Diocletus
Illuminator
- Joined
- May 19, 2011
- Messages
- 3,969
The majority of the British public thought that the Guildford Four, the Birmingham Six, the Bridgewater Four and Barry George were guilty - not only during their appeals process, but also long after they were acquitted (and probably many still believe them to be guilty but to have "got away with it" to this day).
Fortunately (if belatedly) the English criminal justice system didn't kowtow to the clamour of misinformed and unintelligent "public opinion". And if it did, then not only would all those people probably still be rotting in jail, but we'd also likely have public hangings, no prosecution of motoring speeding offences, and convictions based on reasoning like "it sounds like he did it".
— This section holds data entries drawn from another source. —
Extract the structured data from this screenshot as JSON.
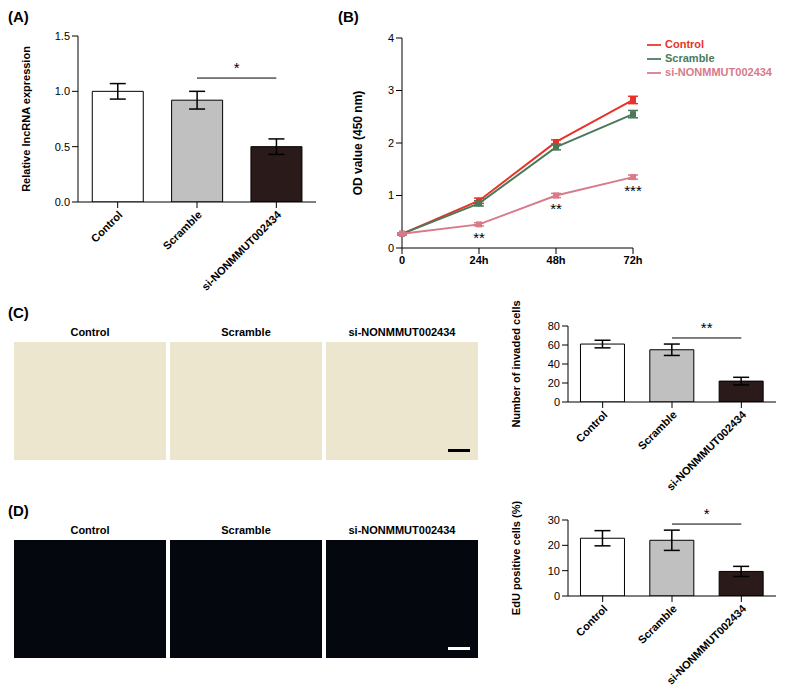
{
  "chart_data": [
    {
      "type": "bar",
      "title": "(A)",
      "y_label": "Relative lncRNA expression",
      "categories": [
        "Control",
        "Scramble",
        "si-NONMMUT002434"
      ],
      "values": [
        1.0,
        0.92,
        0.5
      ],
      "errors": [
        0.07,
        0.08,
        0.07
      ],
      "colors": [
        "#ffffff",
        "#c0c0c0",
        "#2b1a1a"
      ],
      "ylim": [
        0,
        1.5
      ],
      "yticks": [
        {
          "value": 0,
          "label": "0.0"
        },
        {
          "value": 0.5,
          "label": "0.5"
        },
        {
          "value": 1,
          "label": "1.0"
        },
        {
          "value": 1.5,
          "label": "1.5"
        }
      ],
      "grid": false,
      "annotations": [
        {
          "text": "*",
          "categories": [
            "Scramble",
            "si-NONMMUT002434"
          ]
        }
      ]
    },
    {
      "type": "line",
      "title": "(B)",
      "y_label": "OD value (450 nm)",
      "categories": [
        "0",
        "24h",
        "48h",
        "72h"
      ],
      "series": [
        {
          "name": "Control",
          "color": "#e8332b",
          "marker": "square",
          "values": [
            0.27,
            0.9,
            2.02,
            2.82
          ],
          "errors": [
            0.02,
            0.05,
            0.04,
            0.07
          ]
        },
        {
          "name": "Scramble",
          "color": "#4a7a5a",
          "marker": "square",
          "values": [
            0.27,
            0.85,
            1.92,
            2.55
          ],
          "errors": [
            0.02,
            0.05,
            0.05,
            0.07
          ]
        },
        {
          "name": "si-NONMMUT002434",
          "color": "#d87a8a",
          "marker": "square",
          "values": [
            0.27,
            0.45,
            1.0,
            1.35
          ],
          "errors": [
            0.02,
            0.03,
            0.04,
            0.04
          ]
        }
      ],
      "ylim": [
        0,
        4
      ],
      "yticks": [
        0,
        1,
        2,
        3,
        4
      ],
      "grid": false,
      "legend": "upper right",
      "annotations": [
        {
          "text": "**",
          "x": "24h"
        },
        {
          "text": "**",
          "x": "48h"
        },
        {
          "text": "***",
          "x": "72h"
        }
      ]
    },
    {
      "type": "bar",
      "y_label": "Number of invaded cells",
      "categories": [
        "Control",
        "Scramble",
        "si-NONMMUT002434"
      ],
      "values": [
        61,
        55,
        22
      ],
      "errors": [
        4,
        6,
        4
      ],
      "colors": [
        "#ffffff",
        "#c0c0c0",
        "#2b1a1a"
      ],
      "ylim": [
        0,
        80
      ],
      "yticks": [
        0,
        20,
        40,
        60,
        80
      ],
      "grid": false,
      "annotations": [
        {
          "text": "**",
          "categories": [
            "Scramble",
            "si-NONMMUT002434"
          ]
        }
      ]
    },
    {
      "type": "bar",
      "y_label": "EdU positive cells (%)",
      "categories": [
        "Control",
        "Scramble",
        "si-NONMMUT002434"
      ],
      "values": [
        22.8,
        22,
        9.7
      ],
      "errors": [
        3,
        4,
        2
      ],
      "colors": [
        "#ffffff",
        "#c0c0c0",
        "#2b1a1a"
      ],
      "ylim": [
        0,
        30
      ],
      "yticks": [
        0,
        10,
        20,
        30
      ],
      "grid": false,
      "annotations": [
        {
          "text": "*",
          "categories": [
            "Scramble",
            "si-NONMMUT002434"
          ]
        }
      ]
    }
  ],
  "images": [
    {
      "title": "(C)",
      "captions": [
        "Control",
        "Scramble",
        "si-NONMMUT002434"
      ]
    },
    {
      "title": "(D)",
      "captions": [
        "Control",
        "Scramble",
        "si-NONMMUT002434"
      ]
    }
  ]
}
I trust - currently - that the Italian criminal justice system (and if not them, then the European justice system) will look intelligently and dispassionately at the facts in this case. I also - currently - trust that the appeal judges and lay jurors are collectively sufficiently objective and intelligent to be able to weigh the evidence (and lack of evidence) properly.
I don't care less what the "man in the street" in Italy thinks about this case, as regards its influence on the outcome.
It's hard to trust in the Italian judiciary, though. They got the wrong result 2 out of 3 times, with the most recent and highest-level decision being the more ridiculous IMO. Both of the wrong courts have simply made up facts to make the defendants look guilty.
I don't view the Italian judiciary as a competent, independent body, like I do the UK or US judiciaries (which make mistakes, of course, but generally not on a systemic level).